A workload is a batch job or a service running in the cluster with resources defined by the workload and limited by the quota that the workload owner has. This page shows all started workloads. The view shows all workload statuses by default except Deleted.

If a user belongs to multiple projects, the project needs to be selected first from the top of the page.

Workload actions

The paginated table shows the name of the workload, the cluster the workload is assigned to, and how many resources the workload requires. The Status column shows the last known status of the workload and is not updated automatically. Filters can be used to find workloads by name, type, or status.

Workload filters

Actions#

Workload actions are available from the Actions column by pressing the three-dot button.

Workload actions menu

Show details#

Shows details of the workload, such as when it was created and by whom.

Delete#

Queues the workload for deletion.

Open workspace#

If the workload type is Workspace, selecting this action opens the workspace in a new browser tab.

Workload types#

Type

Description

Model Download

Batch job for downloading a new AI model

Inference

Inference service

Fine-Tuning

Model fine-tuning batch job which generates a new model

Workspace

Workspace for model experiments

Custom

A workload not submitted via AMD AI Workbench, but for example, via API or via kubectl

Workload statuses#

Status

Description

Condition

Added

Workload has been created

Workload component creation has not started

Pending

Waiting to start

All components are in the Pending state

Running

Workload is being executed

Any component is in the Running state

Complete

Workload has finished successfully

All components are in the Completed state

Failed

An error has occurred and the workload did not complete

Any component is in the Failed state

Deleting

Workload is queued for removal

Delete started, but not all components are Deleted

Deleted

Workload successfully deleted

All components are in the Deleted state

Delete Failed

Delete failed and manual cleanup might be needed

Any component is in the Delete Failed state

Terminated

Execution has been terminated

All components are in the Completed or Deleted state

Unknown

Status cannot be determined

Workload logs#

Workload logs provide near real-time visibility into the execution and status of running workloads. The logging functionality allows users to monitor workload progress, troubleshoot issues, and analyze performance.

Accessing logs#

Logs can be accessed through the workload details view:

  1. Navigate to the Workloads page

  2. Open the action menu ( icon) on a workload row and use the Open details action

  3. Click the Logs button in the workload details page

  4. Alternatively you can also access the logs directly from the workload action menu by selecting View logs

Log features#

  • Log sources: Currently we support stdout/stderr collection from the running workloads

  • Real-time streaming: Logs are streamed in near real-time for active workloads and stored for later analysis for completed workloads

  • Log levels: View logs by severity level (Info, Warning, Error, Debug)
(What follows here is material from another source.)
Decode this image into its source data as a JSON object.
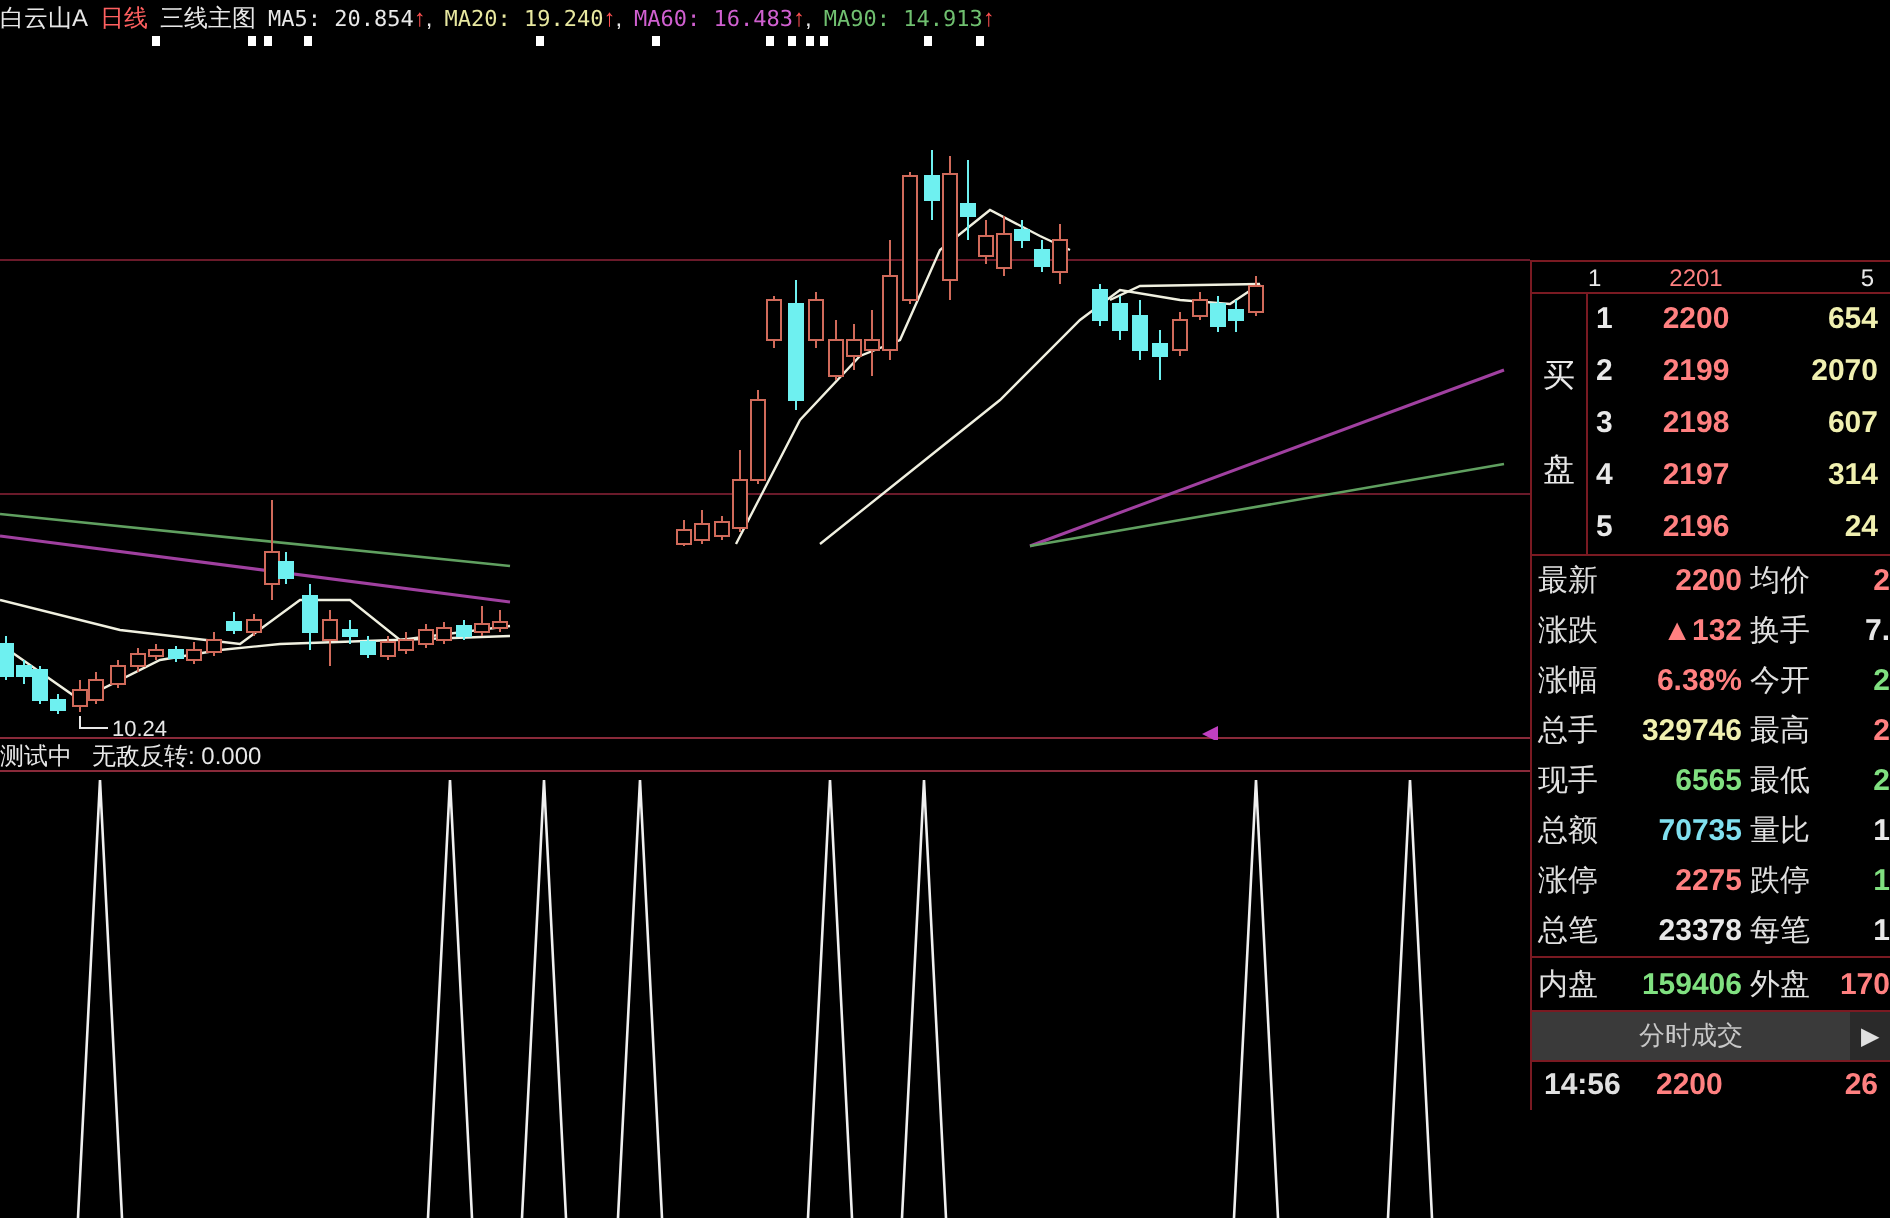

  • Timestamps: All log entries include precise timestamps for chronological tracking

Note

Kubernetes Events collection is not yet supported

Log retention#

  • Logs are retained until disk space is needed; there is no fixed retention period

  • When disk usage is high, older logs are rotated and deleted to free up space

  • Typical retention is currently 1–2 weeks, but this may vary depending on workload volume and disk usage

  • Active workloads: Logs are available immediately upon workload start

  • Completed workloads: Historical logs remain accessible until rotated out

  • Failed workloads: Runtime error logs are preserved like other logs, subject to rotation policy

Log types by workload#

Workload Type

Available Logs

Model Download

Download progress, validation, storage operations

Inference

Request/response logs, model loading, performance metrics

Fine-Tuning

Training progress, loss metrics, checkpoint saves

Workspace

Jupyter/VS Code server logs, user session activity

Custom

Application-specific logs based on workload definition